Since I’ve been on a Scott Feinberg jag, I may as well respond to his assessment of Maren Ade‘s Toni Erdmann, which screened yesterday morning (i.e., Sunday) at the Telluride Film Festival.

Despite a nearly three-hour length (i.e., 162 minutes) and a certain number of walkouts observed, Feinberg regards the film as “one of the all-time great father-daughter films, and every bit as much a celebration of joie de vivre as Zorba the Greek, a defense of comedy like Sullivan’s Travels and a celebration of family like It’s a Wonderful Life.”

Photoshop art by HE commenter Zach Copeland.

Before I re-post portions of my 5.13.16 Cannes review, consider the feelings of a woman friend who told me last night that she felt shackled and imprisoned by Erdmann, and that it’s a relatively slight story that could’ve delivered the goods within a modest running time (100 or 110 minutes) and that it certainly didn’t need to last two hours and 42 drag-ass minutes, for God’s sake.

HE Cannes review: “Maren Ade‘s Toni Erdmann is a dry, interminable father-daughter relationship farce. It’s about a hulking, white-haired, 60ish music teacher named Winfried (Peter Simonischek) who tries to rejuvenate a distant relationship with Ines (Sandra Huller), his career-driven daughter, by parachuting into her life and pretending to be a boorish asshole named Toni Erdmann. Winfried’s strategy is to puncture Ines’ uptight veneer by acting out a series of socially intrusive put-ons that are essentially passive-aggressive.

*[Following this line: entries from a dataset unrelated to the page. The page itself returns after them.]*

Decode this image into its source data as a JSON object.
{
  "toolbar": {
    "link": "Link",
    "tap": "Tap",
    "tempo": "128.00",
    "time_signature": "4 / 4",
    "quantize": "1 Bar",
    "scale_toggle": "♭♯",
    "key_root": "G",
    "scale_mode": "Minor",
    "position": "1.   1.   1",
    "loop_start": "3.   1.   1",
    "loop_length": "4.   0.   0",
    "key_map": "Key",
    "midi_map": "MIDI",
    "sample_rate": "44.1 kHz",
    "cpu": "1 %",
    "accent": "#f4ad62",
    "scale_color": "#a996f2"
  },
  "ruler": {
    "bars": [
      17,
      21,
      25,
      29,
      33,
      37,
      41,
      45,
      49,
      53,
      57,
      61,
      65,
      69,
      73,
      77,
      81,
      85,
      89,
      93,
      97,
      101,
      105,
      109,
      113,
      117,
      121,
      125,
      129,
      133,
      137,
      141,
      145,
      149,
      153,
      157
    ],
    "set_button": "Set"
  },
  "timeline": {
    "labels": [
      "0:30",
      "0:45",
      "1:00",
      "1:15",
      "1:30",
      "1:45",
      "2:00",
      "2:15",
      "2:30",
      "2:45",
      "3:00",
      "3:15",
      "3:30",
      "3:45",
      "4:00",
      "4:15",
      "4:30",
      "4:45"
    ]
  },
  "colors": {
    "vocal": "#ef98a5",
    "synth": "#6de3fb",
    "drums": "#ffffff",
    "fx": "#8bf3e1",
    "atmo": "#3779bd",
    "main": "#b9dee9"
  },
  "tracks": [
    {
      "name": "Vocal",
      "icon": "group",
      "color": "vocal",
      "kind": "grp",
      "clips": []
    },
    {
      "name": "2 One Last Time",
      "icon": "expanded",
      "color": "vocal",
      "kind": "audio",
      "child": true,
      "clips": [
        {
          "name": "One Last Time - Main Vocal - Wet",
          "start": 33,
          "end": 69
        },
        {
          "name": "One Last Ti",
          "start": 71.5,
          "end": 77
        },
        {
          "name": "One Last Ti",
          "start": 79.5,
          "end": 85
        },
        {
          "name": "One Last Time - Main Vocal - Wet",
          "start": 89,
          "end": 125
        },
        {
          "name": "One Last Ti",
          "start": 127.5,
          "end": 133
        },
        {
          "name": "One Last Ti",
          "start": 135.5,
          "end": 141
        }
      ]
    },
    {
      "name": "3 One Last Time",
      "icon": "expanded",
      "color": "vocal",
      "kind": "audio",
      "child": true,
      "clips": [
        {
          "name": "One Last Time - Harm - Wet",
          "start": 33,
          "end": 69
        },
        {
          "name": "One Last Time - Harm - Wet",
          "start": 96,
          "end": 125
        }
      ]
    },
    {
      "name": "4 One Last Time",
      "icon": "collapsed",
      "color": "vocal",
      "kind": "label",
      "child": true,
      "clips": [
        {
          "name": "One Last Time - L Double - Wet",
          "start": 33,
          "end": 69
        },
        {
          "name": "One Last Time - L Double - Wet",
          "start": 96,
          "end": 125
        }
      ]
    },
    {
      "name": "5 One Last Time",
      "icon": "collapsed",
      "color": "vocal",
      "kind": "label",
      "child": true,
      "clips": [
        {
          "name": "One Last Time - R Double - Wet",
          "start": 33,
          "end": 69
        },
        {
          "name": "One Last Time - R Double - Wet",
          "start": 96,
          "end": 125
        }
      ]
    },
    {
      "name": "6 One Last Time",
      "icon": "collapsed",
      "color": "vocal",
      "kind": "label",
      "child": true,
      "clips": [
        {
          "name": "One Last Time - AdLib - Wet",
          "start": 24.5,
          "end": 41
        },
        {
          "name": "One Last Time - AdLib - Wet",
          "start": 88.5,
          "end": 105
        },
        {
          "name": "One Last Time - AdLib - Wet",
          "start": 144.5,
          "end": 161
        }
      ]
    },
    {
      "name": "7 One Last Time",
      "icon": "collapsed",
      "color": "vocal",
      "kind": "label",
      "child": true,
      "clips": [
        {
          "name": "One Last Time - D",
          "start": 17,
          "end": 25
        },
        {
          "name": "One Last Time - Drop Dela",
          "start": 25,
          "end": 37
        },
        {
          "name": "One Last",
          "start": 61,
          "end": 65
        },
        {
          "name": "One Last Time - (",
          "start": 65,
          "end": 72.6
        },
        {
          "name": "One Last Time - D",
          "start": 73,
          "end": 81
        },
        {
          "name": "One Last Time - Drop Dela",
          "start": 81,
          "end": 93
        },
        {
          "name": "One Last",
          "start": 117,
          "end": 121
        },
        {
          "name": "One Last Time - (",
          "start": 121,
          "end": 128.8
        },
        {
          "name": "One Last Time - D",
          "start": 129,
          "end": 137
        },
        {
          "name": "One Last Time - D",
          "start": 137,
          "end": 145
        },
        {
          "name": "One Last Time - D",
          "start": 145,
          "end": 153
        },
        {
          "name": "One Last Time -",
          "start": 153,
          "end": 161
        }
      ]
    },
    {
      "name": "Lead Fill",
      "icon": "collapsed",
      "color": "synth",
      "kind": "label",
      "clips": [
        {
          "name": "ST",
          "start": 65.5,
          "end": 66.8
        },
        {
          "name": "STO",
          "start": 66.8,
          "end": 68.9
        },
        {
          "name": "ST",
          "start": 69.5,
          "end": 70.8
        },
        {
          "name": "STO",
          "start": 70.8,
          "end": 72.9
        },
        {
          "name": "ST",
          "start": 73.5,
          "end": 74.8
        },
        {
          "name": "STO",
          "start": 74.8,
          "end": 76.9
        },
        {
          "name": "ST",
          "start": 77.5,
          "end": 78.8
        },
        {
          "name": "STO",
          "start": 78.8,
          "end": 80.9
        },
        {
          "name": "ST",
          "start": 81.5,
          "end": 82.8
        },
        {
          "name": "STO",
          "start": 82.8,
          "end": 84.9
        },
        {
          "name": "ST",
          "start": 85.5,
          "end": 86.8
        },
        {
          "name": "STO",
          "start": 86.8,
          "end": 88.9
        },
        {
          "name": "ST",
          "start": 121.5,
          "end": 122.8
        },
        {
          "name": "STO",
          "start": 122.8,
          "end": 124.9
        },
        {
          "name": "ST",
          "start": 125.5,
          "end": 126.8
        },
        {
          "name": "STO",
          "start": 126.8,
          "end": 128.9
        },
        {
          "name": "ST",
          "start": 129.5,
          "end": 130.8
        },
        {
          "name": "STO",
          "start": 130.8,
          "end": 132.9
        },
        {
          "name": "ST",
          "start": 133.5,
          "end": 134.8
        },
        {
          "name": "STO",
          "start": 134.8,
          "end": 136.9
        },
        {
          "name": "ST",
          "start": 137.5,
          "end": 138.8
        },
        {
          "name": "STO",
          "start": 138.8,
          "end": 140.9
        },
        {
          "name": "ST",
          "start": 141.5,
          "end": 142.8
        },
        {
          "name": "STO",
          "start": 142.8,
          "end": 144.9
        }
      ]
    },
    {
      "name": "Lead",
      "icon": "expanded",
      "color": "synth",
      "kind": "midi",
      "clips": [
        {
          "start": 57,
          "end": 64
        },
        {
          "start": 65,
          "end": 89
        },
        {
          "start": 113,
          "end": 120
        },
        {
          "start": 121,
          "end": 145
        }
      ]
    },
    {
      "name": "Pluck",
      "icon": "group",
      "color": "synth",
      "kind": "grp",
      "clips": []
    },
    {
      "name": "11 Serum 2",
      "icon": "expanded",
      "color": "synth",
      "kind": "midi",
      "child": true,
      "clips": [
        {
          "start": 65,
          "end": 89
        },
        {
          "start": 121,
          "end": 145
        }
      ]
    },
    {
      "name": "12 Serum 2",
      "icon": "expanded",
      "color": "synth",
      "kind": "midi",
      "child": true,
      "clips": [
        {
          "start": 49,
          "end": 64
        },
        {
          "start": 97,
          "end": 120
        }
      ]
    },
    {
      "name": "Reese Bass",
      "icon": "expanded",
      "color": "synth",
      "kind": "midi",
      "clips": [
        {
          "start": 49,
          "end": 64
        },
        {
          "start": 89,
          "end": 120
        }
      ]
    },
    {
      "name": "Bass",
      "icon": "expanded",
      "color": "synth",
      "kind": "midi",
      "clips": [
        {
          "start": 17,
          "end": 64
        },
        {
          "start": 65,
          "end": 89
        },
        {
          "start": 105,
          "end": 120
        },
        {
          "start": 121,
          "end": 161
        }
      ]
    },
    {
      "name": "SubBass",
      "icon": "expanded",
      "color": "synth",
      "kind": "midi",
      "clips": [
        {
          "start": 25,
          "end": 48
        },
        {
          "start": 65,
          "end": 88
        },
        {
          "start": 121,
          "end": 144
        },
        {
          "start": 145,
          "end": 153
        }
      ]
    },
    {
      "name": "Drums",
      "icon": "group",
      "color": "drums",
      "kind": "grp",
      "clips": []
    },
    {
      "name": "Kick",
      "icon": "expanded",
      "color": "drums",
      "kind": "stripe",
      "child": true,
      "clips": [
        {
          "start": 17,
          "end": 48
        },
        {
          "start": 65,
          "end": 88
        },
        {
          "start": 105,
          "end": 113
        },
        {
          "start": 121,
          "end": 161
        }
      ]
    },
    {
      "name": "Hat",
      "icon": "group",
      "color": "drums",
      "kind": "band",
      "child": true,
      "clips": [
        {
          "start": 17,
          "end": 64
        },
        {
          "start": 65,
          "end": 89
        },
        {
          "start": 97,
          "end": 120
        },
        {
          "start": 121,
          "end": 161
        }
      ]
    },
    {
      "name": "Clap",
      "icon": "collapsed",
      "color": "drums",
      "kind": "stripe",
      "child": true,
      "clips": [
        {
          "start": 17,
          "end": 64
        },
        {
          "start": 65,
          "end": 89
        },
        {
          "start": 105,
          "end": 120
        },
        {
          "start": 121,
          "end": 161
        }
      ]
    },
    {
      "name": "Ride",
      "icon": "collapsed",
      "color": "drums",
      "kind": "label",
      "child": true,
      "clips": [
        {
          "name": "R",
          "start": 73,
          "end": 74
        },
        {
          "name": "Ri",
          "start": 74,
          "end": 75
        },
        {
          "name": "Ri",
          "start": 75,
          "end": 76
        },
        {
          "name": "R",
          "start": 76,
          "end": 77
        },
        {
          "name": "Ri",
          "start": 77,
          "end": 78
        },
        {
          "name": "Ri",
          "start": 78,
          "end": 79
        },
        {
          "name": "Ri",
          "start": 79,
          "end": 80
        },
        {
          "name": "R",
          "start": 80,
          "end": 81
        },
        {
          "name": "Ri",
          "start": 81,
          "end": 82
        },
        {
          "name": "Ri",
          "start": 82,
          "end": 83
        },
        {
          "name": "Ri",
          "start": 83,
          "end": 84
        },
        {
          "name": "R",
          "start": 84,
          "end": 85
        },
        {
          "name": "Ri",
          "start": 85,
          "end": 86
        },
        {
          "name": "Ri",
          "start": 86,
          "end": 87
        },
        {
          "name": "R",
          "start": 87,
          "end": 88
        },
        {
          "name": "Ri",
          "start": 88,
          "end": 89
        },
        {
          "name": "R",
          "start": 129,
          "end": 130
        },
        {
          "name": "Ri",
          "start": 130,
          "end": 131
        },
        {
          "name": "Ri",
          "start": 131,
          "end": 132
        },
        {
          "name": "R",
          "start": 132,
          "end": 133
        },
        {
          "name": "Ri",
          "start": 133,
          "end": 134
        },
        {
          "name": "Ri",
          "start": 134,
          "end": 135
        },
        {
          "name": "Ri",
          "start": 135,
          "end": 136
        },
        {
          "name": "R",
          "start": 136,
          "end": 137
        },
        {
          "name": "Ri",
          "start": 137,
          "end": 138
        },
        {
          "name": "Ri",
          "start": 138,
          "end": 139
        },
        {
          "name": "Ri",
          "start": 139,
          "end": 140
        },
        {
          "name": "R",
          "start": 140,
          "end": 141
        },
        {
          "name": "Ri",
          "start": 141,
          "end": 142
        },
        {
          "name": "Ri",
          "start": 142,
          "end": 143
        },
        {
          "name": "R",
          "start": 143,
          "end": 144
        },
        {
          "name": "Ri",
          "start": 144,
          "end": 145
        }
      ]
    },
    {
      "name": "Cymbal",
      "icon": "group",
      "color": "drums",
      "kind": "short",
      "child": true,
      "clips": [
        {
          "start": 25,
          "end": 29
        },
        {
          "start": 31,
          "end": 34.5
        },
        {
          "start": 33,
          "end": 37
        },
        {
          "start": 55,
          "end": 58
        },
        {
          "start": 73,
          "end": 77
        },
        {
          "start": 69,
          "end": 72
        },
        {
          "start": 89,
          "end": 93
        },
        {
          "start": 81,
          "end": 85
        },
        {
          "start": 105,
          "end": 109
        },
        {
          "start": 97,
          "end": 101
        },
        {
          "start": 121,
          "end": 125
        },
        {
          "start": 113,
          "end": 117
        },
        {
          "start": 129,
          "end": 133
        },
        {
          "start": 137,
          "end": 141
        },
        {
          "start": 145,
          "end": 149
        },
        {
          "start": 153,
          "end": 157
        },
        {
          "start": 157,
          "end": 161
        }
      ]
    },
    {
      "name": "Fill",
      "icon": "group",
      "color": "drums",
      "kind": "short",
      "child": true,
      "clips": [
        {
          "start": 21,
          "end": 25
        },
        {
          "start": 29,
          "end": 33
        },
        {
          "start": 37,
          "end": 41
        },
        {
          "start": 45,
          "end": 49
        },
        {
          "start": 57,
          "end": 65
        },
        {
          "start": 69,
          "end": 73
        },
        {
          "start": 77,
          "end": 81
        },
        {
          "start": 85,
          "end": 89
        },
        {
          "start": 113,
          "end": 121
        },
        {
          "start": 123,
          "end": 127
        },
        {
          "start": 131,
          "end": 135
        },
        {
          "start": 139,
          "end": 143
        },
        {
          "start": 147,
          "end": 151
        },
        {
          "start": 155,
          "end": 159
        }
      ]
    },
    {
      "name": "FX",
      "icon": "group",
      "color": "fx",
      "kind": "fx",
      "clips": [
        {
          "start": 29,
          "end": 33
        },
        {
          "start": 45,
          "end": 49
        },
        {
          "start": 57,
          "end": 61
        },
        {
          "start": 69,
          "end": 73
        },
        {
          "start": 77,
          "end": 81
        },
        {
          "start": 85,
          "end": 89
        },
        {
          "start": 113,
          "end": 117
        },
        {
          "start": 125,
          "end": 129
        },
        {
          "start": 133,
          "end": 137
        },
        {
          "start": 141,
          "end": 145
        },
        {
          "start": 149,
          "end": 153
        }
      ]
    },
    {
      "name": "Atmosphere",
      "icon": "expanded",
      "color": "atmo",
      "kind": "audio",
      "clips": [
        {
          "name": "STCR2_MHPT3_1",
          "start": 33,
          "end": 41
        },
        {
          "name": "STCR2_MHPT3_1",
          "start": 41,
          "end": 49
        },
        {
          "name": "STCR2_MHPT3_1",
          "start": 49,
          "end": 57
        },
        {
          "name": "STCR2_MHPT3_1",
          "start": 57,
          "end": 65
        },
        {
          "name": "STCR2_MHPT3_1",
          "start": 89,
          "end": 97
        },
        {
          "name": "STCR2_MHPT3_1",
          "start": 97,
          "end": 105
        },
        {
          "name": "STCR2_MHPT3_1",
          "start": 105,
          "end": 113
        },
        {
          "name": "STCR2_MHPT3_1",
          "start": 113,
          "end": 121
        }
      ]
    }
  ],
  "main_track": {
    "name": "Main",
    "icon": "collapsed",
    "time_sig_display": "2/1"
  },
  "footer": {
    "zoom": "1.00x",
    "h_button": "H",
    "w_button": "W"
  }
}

“You know going in that Ines will eventually warm to this crap but I felt more and more appalled. It got to the point that I really couldn’t stand anything about Simonischek — his boorish, hostile behavior and particularly his abominable snowman appearance (jowly wattle, 2-week-old whisker beard, yellowish fake teeth, a cheap black wig he wears for a portion of the film, man boobs).

“I was fascinated by Huller’s life on its own terms (especially her curious relationships with certain co-workers), but the film, of course, is about Simonischek’s plan to overturn her social apple cart so he can break through. Lord knows I’ve found this or that character off-putting from time to time, but my repulsion for Simonischek was something else. I left around the 100-minute mark. I’m told there’s a great naked birthday party and an impromptu singing sequence that Huller sells for all it’s worth, but I will never even think about seeing this film again.”

Update: Now I’m thinking I should attend the last hour of a forthcoming Toronto Film Festival screening of Toni Erdmann in Toronto, so at least I can say I sat through the whole thing.